US & Canada

Texas governor criticised for asking troops to monitor federal exercises

Mr Abbott speaking at a podium Image copyright AP
Image caption Mr Abbott, seen speaking earlier in April, issued the directive on 28 April

Texas Governor Greg Abbott is coming under increasing criticism for ordering the Texas State Guard to monitor federal military exercises.

The exercises drew concerns that the government could implement martial law or confiscate citizens' guns.

Former Texas Governor Rick Perry, the Pentagon, and the White House have suggested the concerns and Mr Abbott's request were unfounded.

The exercises, called Jade Helm 15, are set to begin in July.

"In no way will the constitutional rights or civil liberties of any American citizen be infringed upon while this exercise is being conducted," White House Press Secretary Josh Earnest said. "I have no idea what [Abbott] is thinking."

Texas and six other states are hosting the war simulations, which will last three months, and take place on public and private land. The Army said that the topography and terrain of the selected areas are ideal for training, because they mimic foreign combat zones.

"It's OK to question your government. I do it on a regular basis. But the military is something else," Mr Perry told the Dallas Morning News on Tuesday. "Our military is quite trustworthy. The civilian leadership, you can always question that, but not the men and women in uniform."

Image copyright Reuters
Image caption Former Governor Perry, seen here speaking earlier in April, said the US military is trustworthy

Mr Abbott's request, written in a directive dated 28 April, came the day after a US Army commander answered questions from a crowd of 200 people in a rural part of Texas.

"In the case of private land, we've spoken and made detailed coordination with the patriotic Americans who have volunteered their land for the use of this important training," Pentagon Spokesman Army Col Steve Warren said, according to McClatchy DC.

Over two hours, US Army Lt Col Mark Lastoria told the crowd that the operation would involve 1,200 soldiers from all four branches of the military.

Analysis: Gary O'Donoghue, BBC News, Washington

For the 26 million people who call Texas home, one thing above all unites: Their state is not to be messed with.

Suspicion about the federal government is to be found everywhere in the United States, but in Texas the level of mistrust is deep and enduring.

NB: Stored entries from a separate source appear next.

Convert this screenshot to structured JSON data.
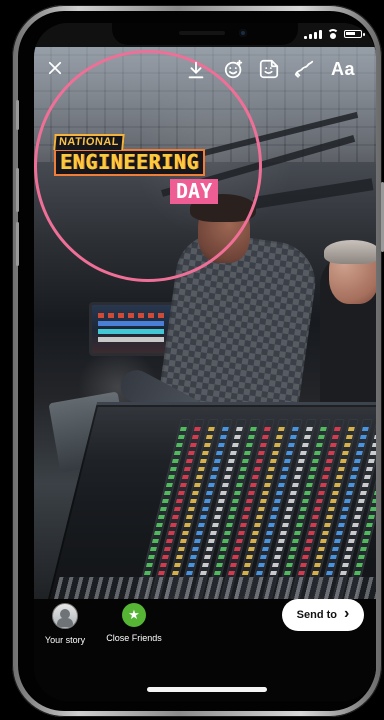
{
  "status_bar": {
    "signal_icon": "signal-icon",
    "wifi_icon": "wifi-icon",
    "battery_icon": "battery-icon"
  },
  "toolbar": {
    "close_icon": "close-icon",
    "download_icon": "download-icon",
    "face_effect_icon": "face-effect-icon",
    "sticker_icon": "sticker-icon",
    "draw_icon": "draw-icon",
    "text_tool_label": "Aa"
  },
  "story": {
    "sticker": {
      "top_line": "NATIONAL",
      "middle_line": "ENGINEERING",
      "bottom_line": "DAY"
    },
    "highlight_color": "#ef6f97"
  },
  "bottom": {
    "share_targets": [
      {
        "label": "Your story",
        "icon": "avatar"
      },
      {
        "label": "Close Friends",
        "icon": "star-icon"
      }
    ],
    "send_button_label": "Send to",
    "send_icon": "chevron-right-icon"
  }
}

So the idea that the military might be planning a takeover, or the introduction of martial law, has found plenty of followers.

What's surprising is that the Governor seems to agree with them.

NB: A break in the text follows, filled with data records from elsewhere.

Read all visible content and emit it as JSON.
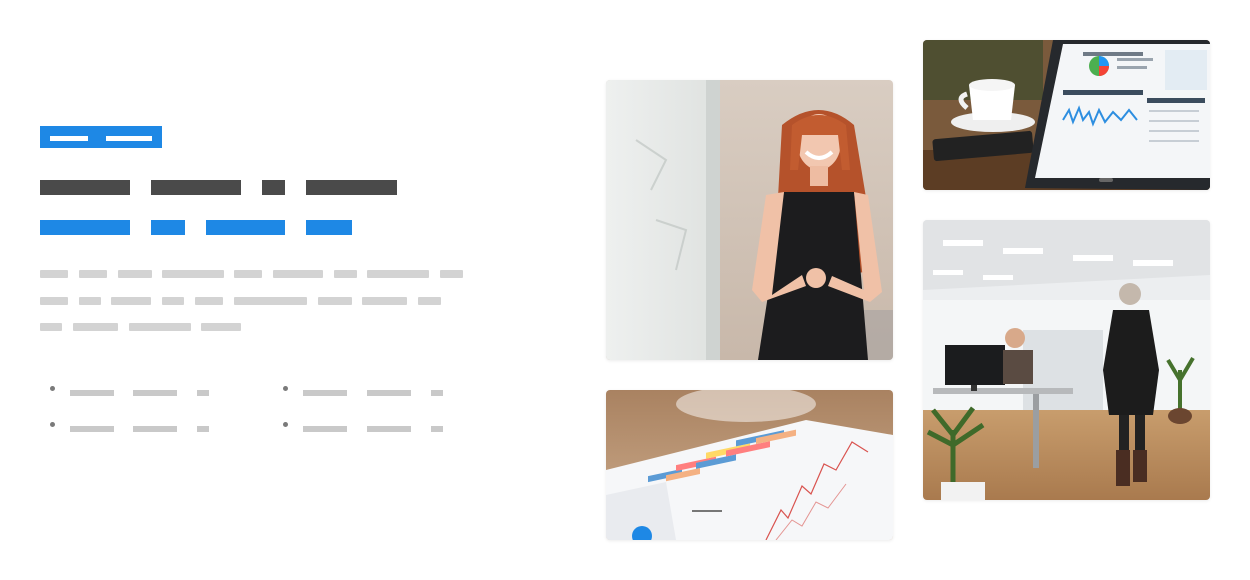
{
  "colors": {
    "accent": "#1e88e5",
    "heading": "#4a4a4a",
    "placeholder": "#d3d3d3"
  },
  "hero": {
    "tag_placeholder": "redacted-label",
    "headline_placeholder": "redacted-heading",
    "subheadline_placeholder": "redacted-subheading",
    "paragraph_placeholder": "redacted-body-text",
    "bullet_list_placeholder": "redacted-feature-list"
  },
  "gallery": {
    "images": [
      {
        "name": "presenter-at-whiteboard"
      },
      {
        "name": "tablet-analytics-dashboard"
      },
      {
        "name": "printed-bar-chart-report"
      },
      {
        "name": "open-plan-office"
      }
    ]
  }
}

But what none of them seems to realise is that Texas is home to one of the biggest permanent populations of military personnel in the country.

Take Fort Hood near Waco. Almost 45,000 active service members call the fort home.

Mr Lastoria said that people with a "personal agenda" about the exercises had been spreading false information.

Suspicions were stoked when some conservative websites published a map that labelled Texas, Utah and parts of California as "hostile" territory.

The US Army has acknowledged that the scale and scope of Jade Helm made these - otherwise routine - training exercises unique.